From the Head - Headmaster's Newsletter 28 November 2019
My newsletter at the end of this year is actually directed at the boys. Perhaps you will ensure that all your sons read this?
Gentlemen of Hilton,
A few thoughts for this December holiday:
IT’S NOT ABOUT THE STUFF
Although receiving Christmas presents is a ritual we enjoy and one which affirms our sense of worth, it is really NOT about the stuff. What makes this a difficult lesson to learn and to internalise is made all the more difficult by our continuing with the emphasis on material gifts. My appeal is that you, as young men, make a choice to de-link yourself from the stuff. Avoid the malls if you can. Write a letter of appreciation to your parents and family members - it means so much more than more stuff.
EXPRESS YOUR GRATITUDE
In more than one study on wellness, the art of being thankful translates into being able to live a happier life. Your parents have given you the most unbelievable start in life by affording you the opportunity of attending this school. Your task is to express your thanks to them for their sacrifice in giving you the gift of this education.

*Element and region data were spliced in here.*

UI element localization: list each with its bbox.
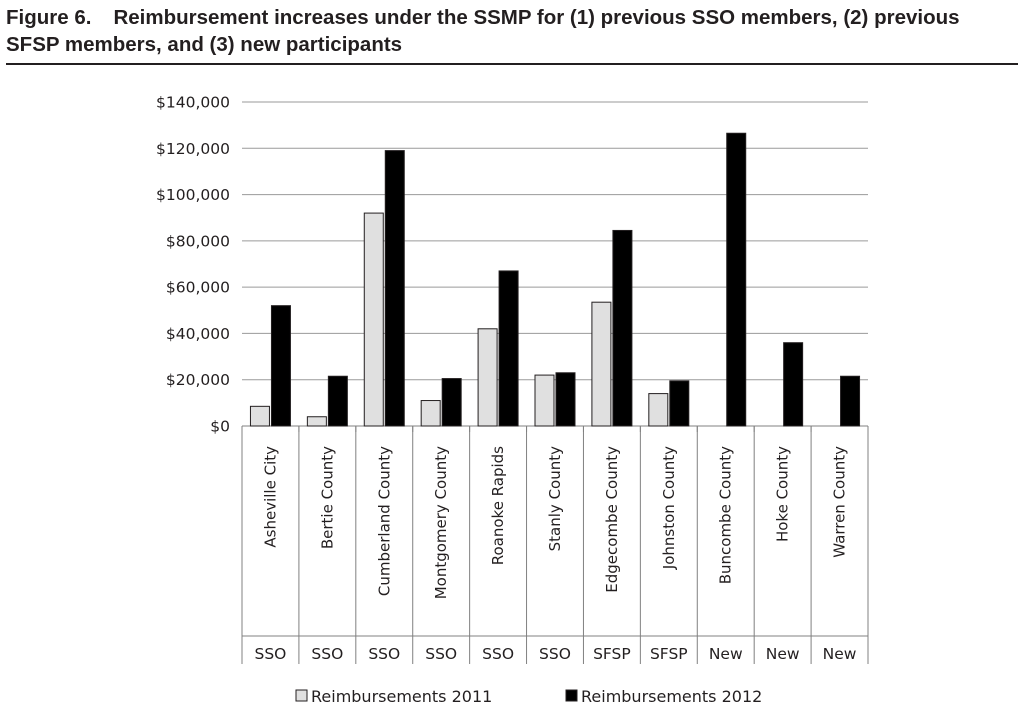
category-label: Johnston County (660, 446, 678, 570)
legend-label: Reimbursements 2011 (311, 687, 492, 706)
y-tick-label: $140,000 (156, 94, 230, 112)
legend: Reimbursements 2011 Reimbursements 2012 (295, 687, 762, 706)
category-label: Montgomery County (432, 446, 450, 599)
bar-2011 (534, 374, 555, 427)
y-tick-label: $60,000 (166, 279, 230, 297)
y-tick-label: $0 (210, 418, 230, 436)
figure-number: Figure 6. (6, 6, 92, 29)
category-label: Warren County (831, 446, 849, 558)
legend-swatch (565, 689, 578, 702)
group-label: SSO (311, 645, 343, 663)
bar-2011 (249, 405, 270, 427)
bar-2012 (441, 378, 462, 427)
bar-2012 (669, 380, 690, 427)
legend-swatch (295, 689, 308, 702)
group-label: SSO (255, 645, 287, 663)
bar-2011 (477, 328, 498, 427)
y-tick-label: $20,000 (166, 371, 230, 389)
group-label: SSO (368, 645, 400, 663)
title-rule (6, 63, 1018, 65)
bar-2012 (384, 150, 405, 427)
y-tick-label: $40,000 (166, 325, 230, 343)
bar-2012 (327, 375, 348, 427)
category-label: Edgecombe County (603, 446, 621, 593)
bar-2012 (840, 375, 861, 427)
y-tick-label: $100,000 (156, 186, 230, 204)
y-tick-label: $80,000 (166, 232, 230, 250)
figure-title: Figure 6. Reimbursement increases under t… (6, 4, 1018, 58)
category-label: Asheville City (261, 446, 279, 548)
bar-2012 (726, 132, 747, 427)
bar-2011 (591, 301, 612, 427)
category-label: Bertie County (318, 446, 336, 549)
group-label: SFSP (593, 645, 631, 663)
y-tick-label: $120,000 (156, 140, 230, 158)
group-label: New (823, 645, 857, 663)
group-label: New (709, 645, 743, 663)
category-label: Stanly County (546, 446, 564, 551)
bar-2012 (498, 270, 519, 427)
bar-2012 (783, 342, 804, 427)
legend-label: Reimbursements 2012 (581, 687, 762, 706)
bar-2012 (612, 229, 633, 427)
category-table: Asheville City SSO Bertie County SSO Cumberl… (241, 426, 869, 664)
figure-title-block: Figure 6. Reimbursement increases under t… (6, 4, 1018, 58)
group-label: SSO (539, 645, 571, 663)
bar-2011 (306, 416, 327, 427)
group-label: New (766, 645, 800, 663)
figure-caption: Reimbursement increases under the SSMP f… (6, 6, 960, 56)
category-label: Buncombe County (717, 446, 735, 584)
bar-2012 (270, 305, 291, 427)
category-label: Roanoke Rapids (489, 446, 507, 565)
y-axis-ticks: $0 $20,000 $40,000 $60,000 $80,000 $100,000 $1… (156, 94, 230, 436)
bar-2012 (555, 372, 576, 427)
bar-2011 (648, 393, 669, 427)
group-label: SSO (482, 645, 514, 663)
bar-2011 (363, 212, 384, 427)
group-label: SFSP (650, 645, 688, 663)
category-label: Hoke County (774, 446, 792, 542)
group-label: SSO (425, 645, 457, 663)
category-label: Cumberland County (375, 446, 393, 596)
bars (249, 132, 861, 427)
bar-2011 (420, 400, 441, 427)
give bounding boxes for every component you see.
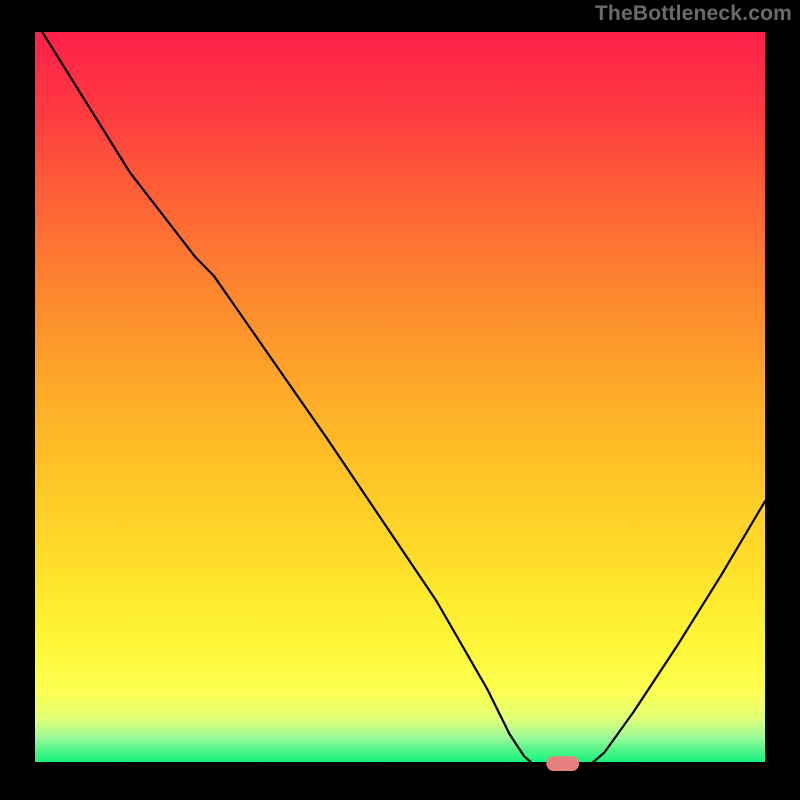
optimal-marker bbox=[546, 756, 579, 771]
bottleneck-curve bbox=[42, 32, 765, 768]
watermark-text: TheBottleneck.com bbox=[595, 2, 792, 26]
curve-layer bbox=[35, 32, 765, 771]
plot-area bbox=[33, 30, 767, 773]
chart-root: TheBottleneck.com bbox=[0, 0, 800, 800]
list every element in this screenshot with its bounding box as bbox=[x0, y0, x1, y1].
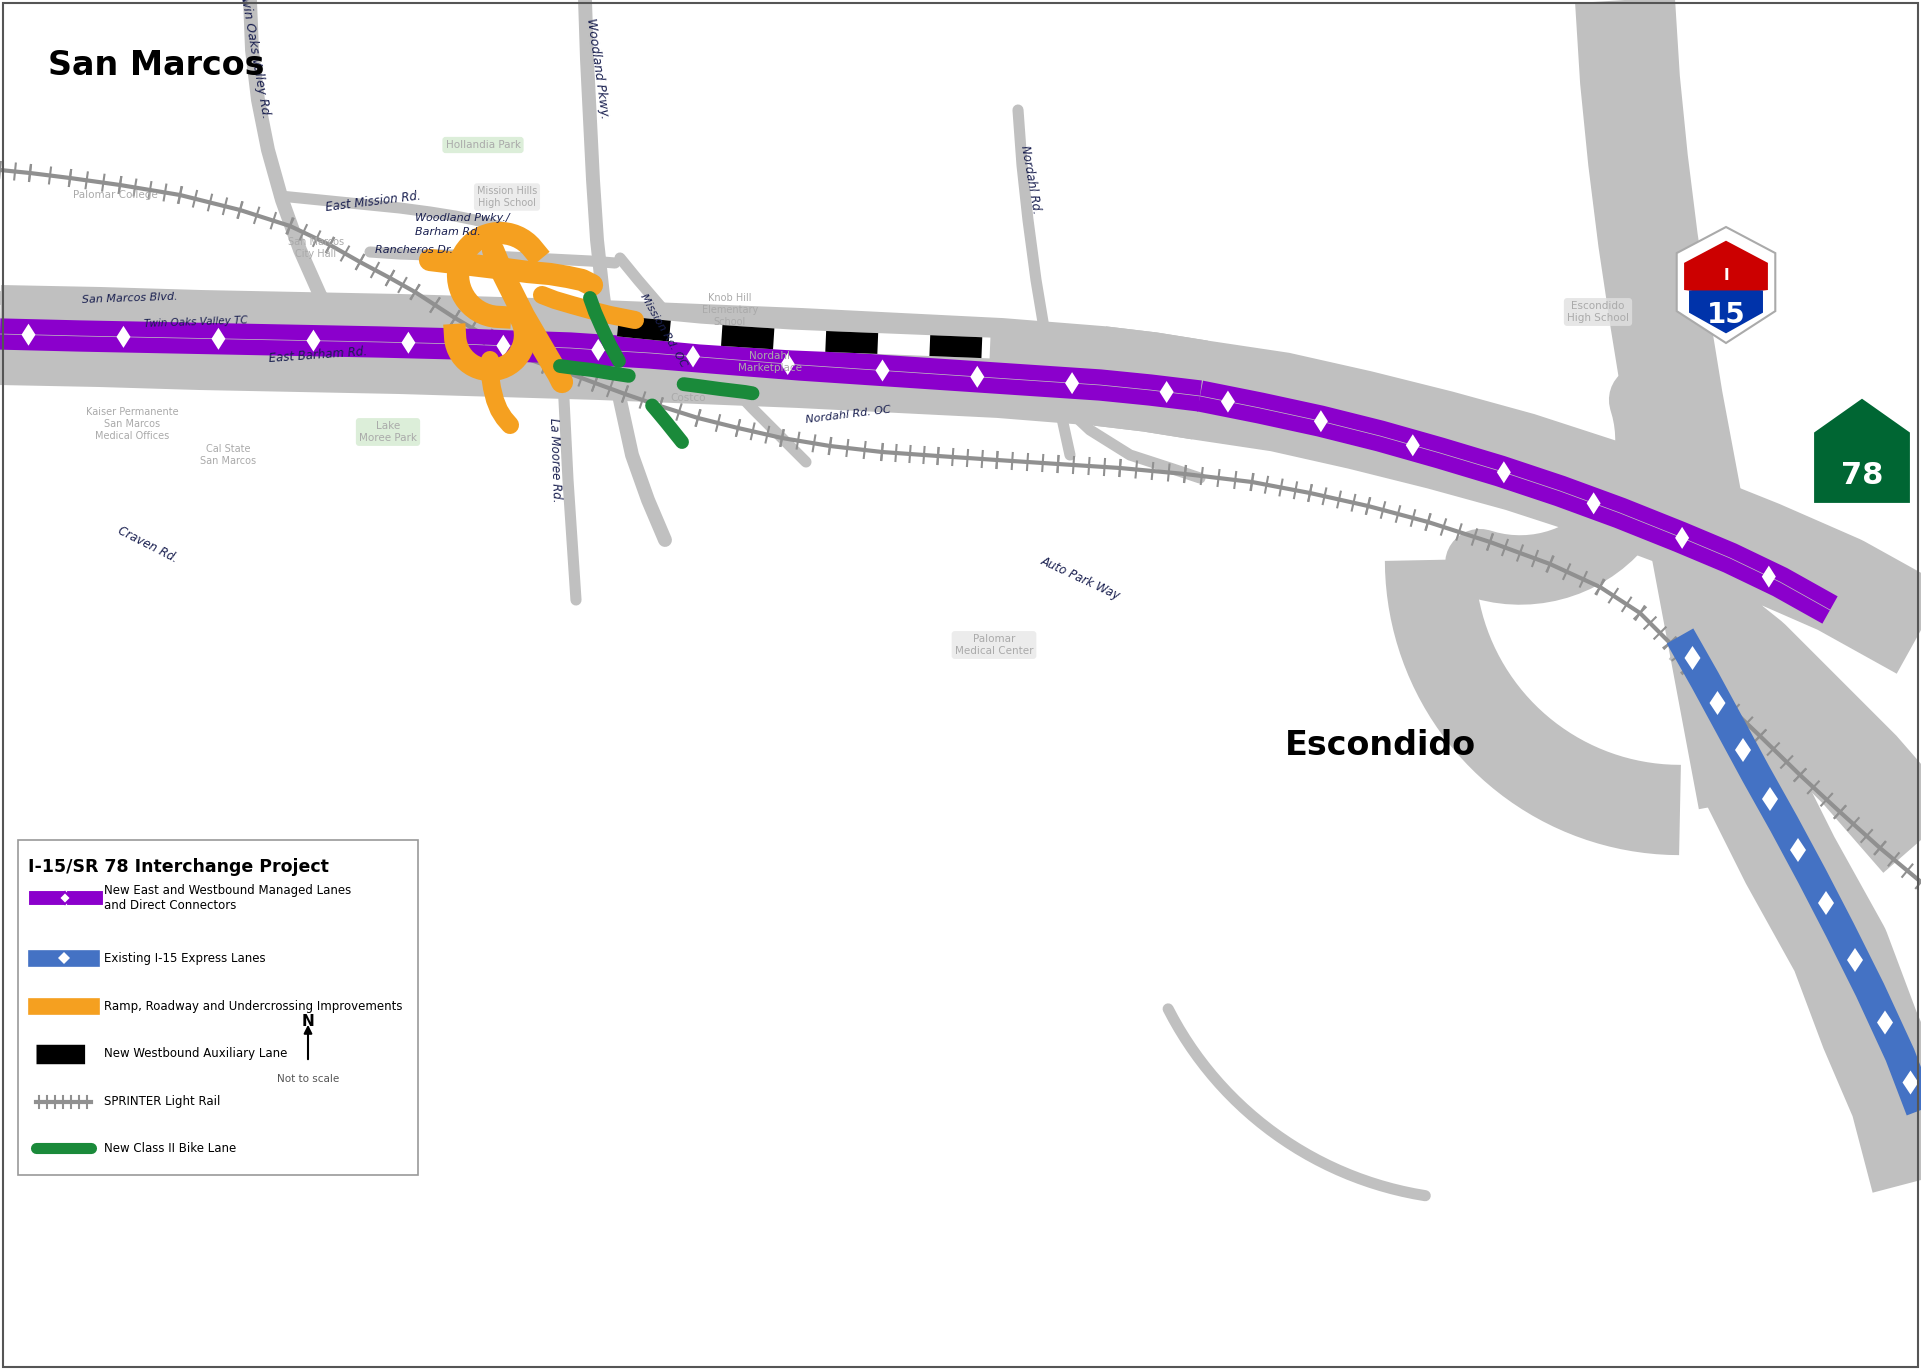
Polygon shape bbox=[1846, 948, 1863, 971]
Text: Craven Rd.: Craven Rd. bbox=[115, 525, 181, 566]
Polygon shape bbox=[1762, 786, 1779, 811]
Polygon shape bbox=[876, 359, 889, 381]
Polygon shape bbox=[1735, 738, 1752, 762]
Polygon shape bbox=[1222, 390, 1235, 412]
Text: Mission Hills
High School: Mission Hills High School bbox=[476, 186, 538, 208]
Polygon shape bbox=[686, 345, 699, 367]
Polygon shape bbox=[1817, 890, 1835, 915]
Text: Costco: Costco bbox=[670, 393, 705, 403]
Polygon shape bbox=[780, 353, 795, 375]
Polygon shape bbox=[1314, 410, 1327, 432]
Text: Palomar College: Palomar College bbox=[73, 190, 158, 200]
Polygon shape bbox=[1496, 462, 1510, 484]
Polygon shape bbox=[1813, 397, 1911, 504]
Text: Twin Oaks Valley Rd.: Twin Oaks Valley Rd. bbox=[238, 0, 273, 121]
Polygon shape bbox=[970, 366, 984, 388]
Text: Nordahl Rd. OC: Nordahl Rd. OC bbox=[805, 404, 891, 425]
Polygon shape bbox=[401, 332, 415, 353]
Text: I: I bbox=[1723, 267, 1729, 282]
Text: San Marcos
City Hall: San Marcos City Hall bbox=[288, 237, 344, 259]
Polygon shape bbox=[211, 327, 225, 349]
Polygon shape bbox=[117, 326, 131, 348]
Text: Knob Hill
Elementary
School: Knob Hill Elementary School bbox=[701, 293, 759, 326]
Text: Nordahl Rd.: Nordahl Rd. bbox=[1018, 145, 1043, 215]
Polygon shape bbox=[1689, 290, 1763, 333]
Text: Escondido: Escondido bbox=[1285, 729, 1475, 762]
Polygon shape bbox=[307, 330, 321, 352]
Polygon shape bbox=[1790, 838, 1806, 862]
Polygon shape bbox=[592, 338, 605, 360]
Polygon shape bbox=[1675, 527, 1689, 549]
Text: Woodland Pkwy.: Woodland Pkwy. bbox=[584, 16, 611, 119]
Text: 15: 15 bbox=[1706, 301, 1746, 329]
Text: New East and Westbound Managed Lanes
and Direct Connectors: New East and Westbound Managed Lanes and… bbox=[104, 884, 352, 912]
Text: Woodland Pwky./: Woodland Pwky./ bbox=[415, 212, 509, 223]
Text: San Marcos Blvd.: San Marcos Blvd. bbox=[83, 292, 179, 304]
Text: New Westbound Auxiliary Lane: New Westbound Auxiliary Lane bbox=[104, 1048, 288, 1060]
Text: East Mission Rd.: East Mission Rd. bbox=[325, 189, 421, 214]
Text: Existing I-15 Express Lanes: Existing I-15 Express Lanes bbox=[104, 952, 265, 964]
Polygon shape bbox=[1406, 434, 1420, 456]
Text: Kaiser Permanente
San Marcos
Medical Offices: Kaiser Permanente San Marcos Medical Off… bbox=[86, 407, 179, 441]
Text: Cal State
San Marcos: Cal State San Marcos bbox=[200, 444, 255, 466]
Text: Hollandia Park: Hollandia Park bbox=[446, 140, 521, 149]
Text: Twin Oaks Valley TC: Twin Oaks Valley TC bbox=[144, 315, 248, 329]
Polygon shape bbox=[496, 334, 511, 356]
Polygon shape bbox=[58, 952, 69, 964]
Polygon shape bbox=[1160, 381, 1174, 403]
Text: Nordahl
Marketplace: Nordahl Marketplace bbox=[738, 351, 801, 373]
Text: Escondido
High School: Escondido High School bbox=[1568, 301, 1629, 323]
Polygon shape bbox=[1762, 566, 1775, 588]
Polygon shape bbox=[1064, 373, 1080, 395]
Polygon shape bbox=[1685, 647, 1700, 670]
FancyBboxPatch shape bbox=[17, 840, 419, 1175]
Text: La Mooree Rd.: La Mooree Rd. bbox=[547, 418, 563, 503]
Polygon shape bbox=[1677, 227, 1775, 342]
Text: 78: 78 bbox=[1840, 460, 1883, 489]
Text: Lake
Moree Park: Lake Moree Park bbox=[359, 421, 417, 443]
Text: Auto Park Way: Auto Park Way bbox=[1037, 553, 1122, 601]
Text: Mission Rd. OC: Mission Rd. OC bbox=[638, 292, 688, 369]
Text: San Marcos: San Marcos bbox=[48, 49, 265, 82]
Polygon shape bbox=[1877, 1011, 1892, 1034]
Text: Barham Rd.: Barham Rd. bbox=[415, 227, 480, 237]
Text: New Class II Bike Lane: New Class II Bike Lane bbox=[104, 1141, 236, 1155]
Polygon shape bbox=[1587, 492, 1600, 514]
Text: N: N bbox=[302, 1014, 315, 1029]
Text: SPRINTER Light Rail: SPRINTER Light Rail bbox=[104, 1096, 221, 1108]
Text: Ramp, Roadway and Undercrossing Improvements: Ramp, Roadway and Undercrossing Improvem… bbox=[104, 1000, 403, 1012]
Polygon shape bbox=[1710, 690, 1725, 715]
Text: Not to scale: Not to scale bbox=[277, 1074, 340, 1084]
Text: I-15/SR 78 Interchange Project: I-15/SR 78 Interchange Project bbox=[29, 858, 328, 875]
Polygon shape bbox=[1902, 1070, 1919, 1095]
Polygon shape bbox=[1685, 241, 1767, 295]
Polygon shape bbox=[60, 892, 71, 904]
Text: East Barham Rd.: East Barham Rd. bbox=[269, 345, 367, 364]
Text: Palomar
Medical Center: Palomar Medical Center bbox=[955, 634, 1033, 656]
Text: Rancheros Dr.: Rancheros Dr. bbox=[375, 245, 453, 255]
Polygon shape bbox=[21, 323, 35, 345]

YOUR PARENTS ARE NOT THE ENEMY
At the best of times, growing up is tough. Every part of your person is trying to find its identity. You are wanting everything to go your way, all of the time. You know you are right - your parents are idiots - they cannot see what you know for certain. Sadly, this is fake news. Your parents have lived longer and learnt more than you may care to admit at this stage of your life but it’s true. They are NOT the enemy; they have your best interests at heart. Parents are, however, fallible too. We do make mistakes but they are never intentional - understand this. There are always many competing needs in a family and sometimes your need may not be the highest on the list of priorities. Deal with it.
TURN THE TABLES
Make this holiday period memorable for your family by being the one who does the most for your family and friends. Be the gentleman who offers to help at family dinners. Be the gentleman who ensures that guests are made to feel welcome. Be the young man who entertains the smaller children (cousins, siblings, friends) at family gatherings. Be the young man who demonstrates that you do not need to be the centre of attention.
SWITCH OFF YOUR DEVICES
We are addicted. Admit it. Switch off your device for six hours per day this holiday. Get the entire family to do this every day at the same time for the same duration. Connect with each other. The earth will continue to spin and not much will change for the 6 hours you are not in touch with your virtual world. I cannot sugar-coat this; our connected world is hindering our progress as we mature as adults. Embrace the challenge. #6-hours-of-freedom
TAKE TIME TO REFLECT
Our days are busy, our lives are full - a wonderful gift - however, we must learn to connect with ourselves more regularly. As Grade 10s the solitaire you experienced on The Journey gave you a window into taking time to be with yourself and to reflect. Make this more of a habit. Take time to go for a walk on the beach, by yourself, without your device. Ride your bike out in the countryside. Play a round of golf - on your own. Paddle up a river on your own. Practise the art of being with yourself.
Enjoy the freedom of carefree days. Enjoy the privilege of knowing you are cared for and taken care of by your family. Lastly, wash the dishes, make your bed, be the man you know you can be. This is the best gift you can give your parents.